Say I have the following collection of webpages in a Solr index:
+-----+----------+----------------+--------------+
| ID | Domain | Path | Content |
+-----+----------+----------------+--------------+
| 1 | 1.com | /hello1.html | Hello dude |
| 2 | 1.com | /hello2.html | Hello man |
| 3 | 1.com | /hello3.html | Hello fella |
| 4 | 2.com | /hello1.html | Hello sir |
...
And I want a query for hello
to show results grouped by domain like:
Results from 1.com:
/hello1.html
/hello2.html
/hello3.html
Results from 2.com:
/hello1.html
How is ordering determined if I sort by score? I use a combination of TF/IDF and PageRank for my results normally, but since that calculates scores for each individual item, how does it determine how to order the gruops? What if 1.com/hello3.html and 1.com/hello2.html have very low relevance but two results while 2.com/hello1.html has really high relevance and only one result? Or vice versa? Or is relevance summed when there are multiple items in a grouping field?
I've looked around, but haven't been able to find a good answer to this.
Thanks.
It sounds to me like you are using Result Grouping.

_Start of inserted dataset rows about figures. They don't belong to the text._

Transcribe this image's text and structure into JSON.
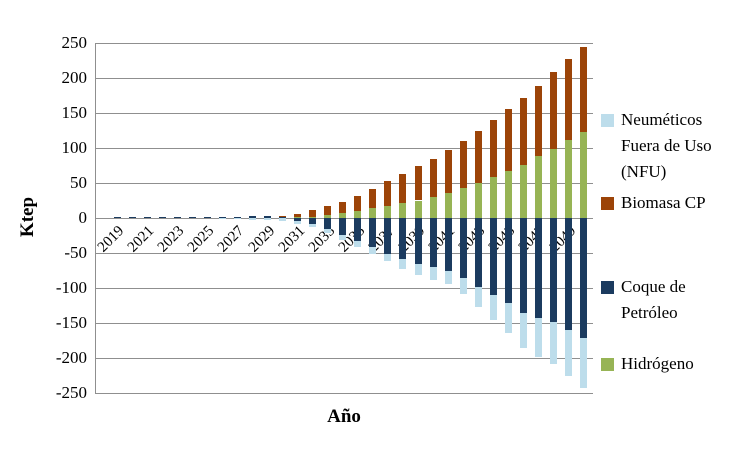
{
  "chart_data": {
    "type": "bar",
    "stacked": true,
    "title": "",
    "xlabel": "Año",
    "ylabel": "Ktep",
    "ylim": [
      -250,
      250
    ],
    "ytick_step": 50,
    "yticks": [
      250,
      200,
      150,
      100,
      50,
      0,
      -50,
      -100,
      -150,
      -200,
      -250
    ],
    "ytick_labels": [
      "250",
      "200",
      "150",
      "100",
      "50",
      "0",
      "-50",
      "-100",
      "-150",
      "-200",
      "-250"
    ],
    "grid": true,
    "legend_position": "right",
    "years": [
      2019,
      2020,
      2021,
      2022,
      2023,
      2024,
      2025,
      2026,
      2027,
      2028,
      2029,
      2030,
      2031,
      2032,
      2033,
      2034,
      2035,
      2036,
      2037,
      2038,
      2039,
      2040,
      2041,
      2042,
      2043,
      2044,
      2045,
      2046,
      2047,
      2048,
      2049,
      2050
    ],
    "xtick_labels": [
      "2019",
      "2021",
      "2023",
      "2025",
      "2027",
      "2029",
      "2031",
      "2033",
      "2035",
      "2037",
      "2039",
      "2041",
      "2043",
      "2045",
      "2047",
      "2049"
    ],
    "stack_up_order": [
      "coque",
      "hidrogeno",
      "biomasa"
    ],
    "stack_down_order": [
      "coque",
      "nfu"
    ],
    "series": [
      {
        "id": "nfu",
        "name": "Neuméticos Fuera de Uso (NFU)",
        "color": "#BDDDEB",
        "values": [
          0,
          0,
          0,
          0,
          0,
          0,
          0,
          -2,
          -2,
          -3,
          -3,
          -4,
          -4,
          -5,
          -6,
          -7,
          -8,
          -10,
          -11,
          -14,
          -16,
          -18,
          -19,
          -24,
          -29,
          -36,
          -43,
          -50,
          -55,
          -60,
          -66,
          -71
        ]
      },
      {
        "id": "biomasa",
        "name": "Biomasa CP",
        "color": "#9C4408",
        "values": [
          0,
          0,
          0,
          0,
          0,
          0,
          0,
          0,
          0,
          0,
          0,
          2,
          5,
          10,
          13,
          16,
          21,
          28,
          36,
          42,
          49,
          55,
          61,
          67,
          75,
          82,
          89,
          96,
          101,
          110,
          116,
          121
        ]
      },
      {
        "id": "coque",
        "name": "Coque de Petróleo",
        "color": "#1B3B5F",
        "values": [
          2,
          2,
          2,
          2,
          2,
          2,
          2,
          2,
          2,
          3,
          3,
          1,
          -4,
          -8,
          -16,
          -24,
          -33,
          -42,
          -51,
          -59,
          -66,
          -70,
          -76,
          -85,
          -98,
          -110,
          -122,
          -136,
          -143,
          -149,
          -160,
          -172
        ]
      },
      {
        "id": "hidrogeno",
        "name": "Hidrógeno",
        "color": "#97B455",
        "values": [
          0,
          0,
          0,
          0,
          0,
          0,
          0,
          0,
          0,
          0,
          0,
          0,
          1,
          2,
          4,
          7,
          10,
          14,
          17,
          21,
          25,
          30,
          36,
          43,
          50,
          58,
          67,
          76,
          88,
          98,
          111,
          123
        ]
      }
    ],
    "legend_items": [
      {
        "label": "Neuméticos Fuera de Uso (NFU)",
        "color": "#BDDDEB"
      },
      {
        "label": "Biomasa CP",
        "color": "#9C4408"
      },
      {
        "label": "Coque de Petróleo",
        "color": "#1B3B5F"
      },
      {
        "label": "Hidrógeno",
        "color": "#97B455"
      }
    ],
    "axis_color": "#8f8f8f",
    "text_color": "#000000"
  }
}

If that's the case, then the groups are sorted according to the sort
parameter, and the records within each group are sorted according to the group.sort
parameter. If you sort the groups by sort=score desc
(this is the default, so you wouldn't actually need to specify it), then it sorts the groups according to the score of each group. How this score is determined isn't made very clear, but if you look through the examples in the linked documentation you can see this statement:
The groups are sorted by the score of the top document within each group.

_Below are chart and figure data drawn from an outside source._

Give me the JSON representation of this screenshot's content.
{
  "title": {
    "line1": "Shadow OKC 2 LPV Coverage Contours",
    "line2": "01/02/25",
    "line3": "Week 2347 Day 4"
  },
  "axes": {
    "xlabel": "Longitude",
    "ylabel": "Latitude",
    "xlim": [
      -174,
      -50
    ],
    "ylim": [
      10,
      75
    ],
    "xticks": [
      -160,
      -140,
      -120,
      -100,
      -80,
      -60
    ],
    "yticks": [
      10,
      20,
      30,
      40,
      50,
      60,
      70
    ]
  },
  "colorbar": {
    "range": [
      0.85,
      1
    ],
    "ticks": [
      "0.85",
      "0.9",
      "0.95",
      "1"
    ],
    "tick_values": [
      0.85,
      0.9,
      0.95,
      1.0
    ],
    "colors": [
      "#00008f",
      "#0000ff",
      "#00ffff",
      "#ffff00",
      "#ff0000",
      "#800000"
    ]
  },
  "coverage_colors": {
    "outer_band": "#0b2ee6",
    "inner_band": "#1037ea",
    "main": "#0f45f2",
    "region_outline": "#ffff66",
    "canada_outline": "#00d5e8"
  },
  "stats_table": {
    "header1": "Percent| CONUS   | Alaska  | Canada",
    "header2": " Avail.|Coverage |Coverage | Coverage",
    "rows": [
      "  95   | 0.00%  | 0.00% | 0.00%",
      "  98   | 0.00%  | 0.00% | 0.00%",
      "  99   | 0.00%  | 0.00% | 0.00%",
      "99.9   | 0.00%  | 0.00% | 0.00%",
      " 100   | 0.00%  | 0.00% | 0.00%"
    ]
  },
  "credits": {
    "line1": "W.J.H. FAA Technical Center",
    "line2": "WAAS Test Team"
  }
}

So, in your example, if 2.com's hello1.html was the most relevant document in your result set, "Results from 2.com" would be your most relevant group even though "Results from 1.com" includes three times the document count.

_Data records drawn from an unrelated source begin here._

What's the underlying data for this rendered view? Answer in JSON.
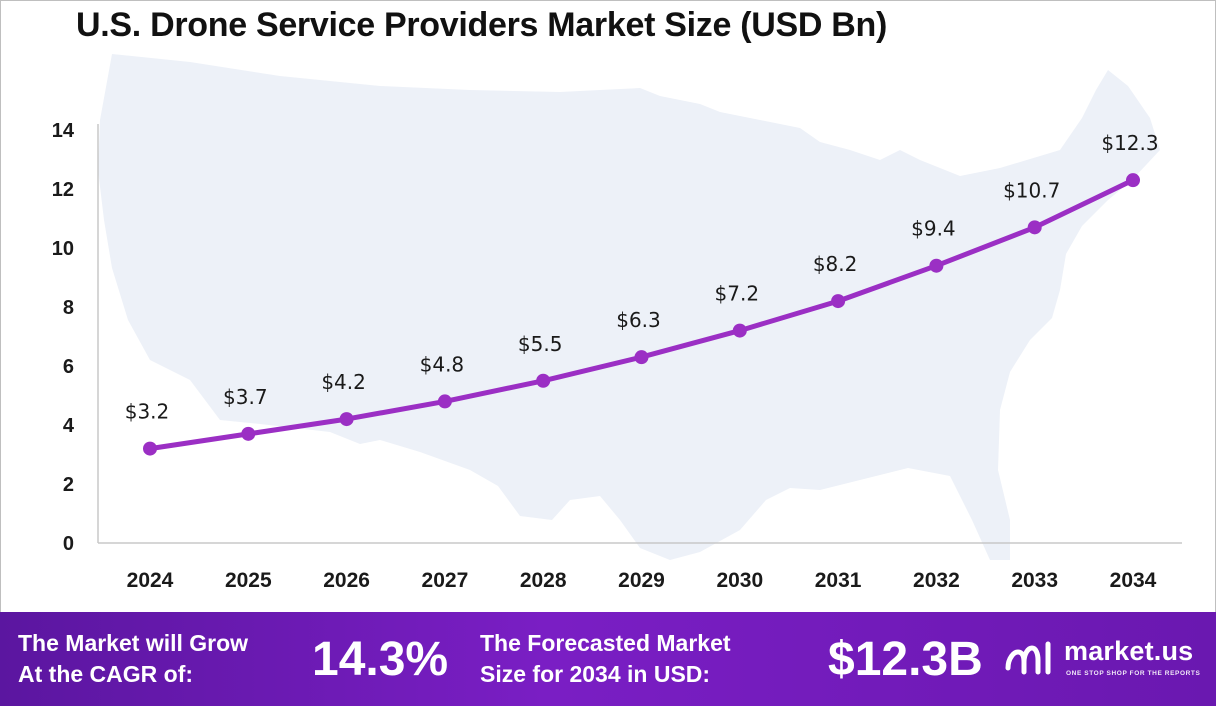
{
  "title": "U.S. Drone Service Providers Market Size (USD Bn)",
  "colors": {
    "line": "#9b2fc4",
    "marker": "#9b2fc4",
    "map": "#edf1f8",
    "footer_start": "#5b16a0",
    "footer_end": "#7a1ec4",
    "axis": "#c8c8c8"
  },
  "chart_data": {
    "type": "line",
    "title": "U.S. Drone Service Providers Market Size (USD Bn)",
    "categories": [
      "2024",
      "2025",
      "2026",
      "2027",
      "2028",
      "2029",
      "2030",
      "2031",
      "2032",
      "2033",
      "2034"
    ],
    "series": [
      {
        "name": "Market Size (USD Bn)",
        "values": [
          3.2,
          3.7,
          4.2,
          4.8,
          5.5,
          6.3,
          7.2,
          8.2,
          9.4,
          10.7,
          12.3
        ],
        "labels": [
          "$3.2",
          "$3.7",
          "$4.2",
          "$4.8",
          "$5.5",
          "$6.3",
          "$7.2",
          "$8.2",
          "$9.4",
          "$10.7",
          "$12.3"
        ]
      }
    ],
    "yticks": [
      0,
      2,
      4,
      6,
      8,
      10,
      12,
      14
    ],
    "ylim": [
      0,
      14
    ],
    "xlabel": "",
    "ylabel": "",
    "grid": false
  },
  "footer": {
    "cagr_label_line1": "The Market will Grow",
    "cagr_label_line2": "At the CAGR of:",
    "cagr_value": "14.3%",
    "size_label_line1": "The Forecasted Market",
    "size_label_line2": "Size for 2034 in USD:",
    "size_value": "$12.3B",
    "logo_name": "market.us",
    "logo_tagline": "ONE STOP SHOP FOR THE REPORTS",
    "logo_icon": "market-us-logo-icon"
  }
}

If this isn't what you want, your best options are to provide a different sort
parameter or result post-processing. For example, for one project I was involved in, (where we had a very modest number of groups,) we chose to pull the top three results for each group and in post processing we calculated our own sort order for the groups based on the combination of their scores and numFound values. This sort of strategy might have been prohibitive for cases with too many groups, and may not be a good idea if the more numerous groups run the risk of making the most relevant documents harder to find.